The Wii feels like it was outdated at the time of its release. The motion sensor controls are fun, but paying $250 is just too much.

Wednesday, September 12, 2007

3 blogs about video games

I like to visit the following 3 blogs about video games.

1. Blue's News

Blue's News is a blog that focuses on PC games. The author of the blog, Blue, updates the site twice a day with dozens of links to computer game related articles, such as game industry press releases, computer game hardware reviews, computer game reviews, and downloadable user-created game content . Much of the blog's links are links found by readers of Blue's News, who e-mail Blue with stuff they think their fellow PC gamers will find interesting, useful, or funny.

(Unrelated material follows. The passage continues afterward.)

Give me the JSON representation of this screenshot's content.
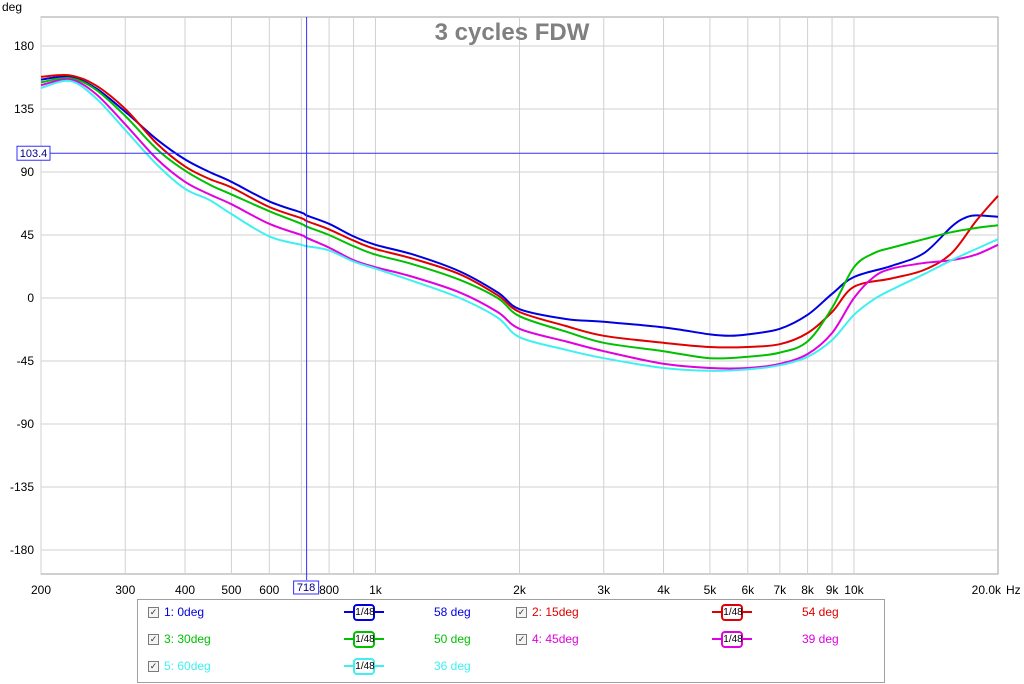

At the end of each batch of links, Blue writes a small section called "Out of the Blue" where he briefly comments on his personal life or a video game he's been playing, then finishes that off with links that are not necessarily related to gaming, but are interesting and/or funny things to check out.

Blue's News is my favorite game blog and probably the site I visit the most on the Internet. I visit it at least once a day, usually every day, and have been doing so for at least 5 years. I really like the "no nonsense / no frills" approach to the site. The site has very little advertising (at the top, there are only 2 small ads), and the advertising that is there is not obtrusive or distracting like other websites' ads. And besides the 2-3 ads on the site, the blog has no images at all, which gives the site a clean look and an efficient layout.

2. Joystiq

Joystiq is a blog that covers both video and computer games, while adding in a bit of humor in their news posts and/or custom-made images. In many ways, it's the opposite of what Blue's News is. Instead of just throwing out dozens of links at you, Joystiq usually focuses on just a few news stories a day, and each story is often accompanied by a funny picture and a joke or two in the post itself.

I especially like the user comment sections of the site. You can choose from a variety of video game-related Avatars to represent yourself with. And your fellow commentators can then judge your comments with a positive or negative rating. If you comment is rated negatively too often, your avatar and your comment will lose its "health hearts" and become less visible and harder to read. Joystiq also supports and Digg it features.

3. Kotaku

Kotaku is similar to Joystiq, except with much less of the Funny. A lot of the attempts at humor kinda fall flat for me. Another difference is that one or two of the site's authors live in Japan and they sometimes comment on gaming news coming out of Japan faster than most other blogs.

One gripe I have with the site is that to subscribe to the blog's RSS, you have to look at the left-hand side of the site, past a lengthy staff list, to find the RSS buttons. It's much easier to see the RSS feed buttons of Joystiq and Blue's News. Kotaku supports only Digg it features.

Sunday, September 9, 2007

Robotech movie in the works. Sweet.

TORONTO -- After slipping on a mask for Spider-Man, Tobey Maguire might be slipping into a giant robot for "Robotech."

After a lengthy negotiation, Warner Bros. Pictures has picked up the rights to bring anime classic "Robotech," which featured giant robots known as mechas, to the big screen. Maguire is producing through his Maguire Entertainment banner and is eyeing the lead role in what the studio plans on being a tentpole sci-fi franchise.

"We are very excited to bring 'Robotech' to the big screen," Maguire said. "There is a rich mythology that will be a great foundation for a sophisticated, smart and entertaining film."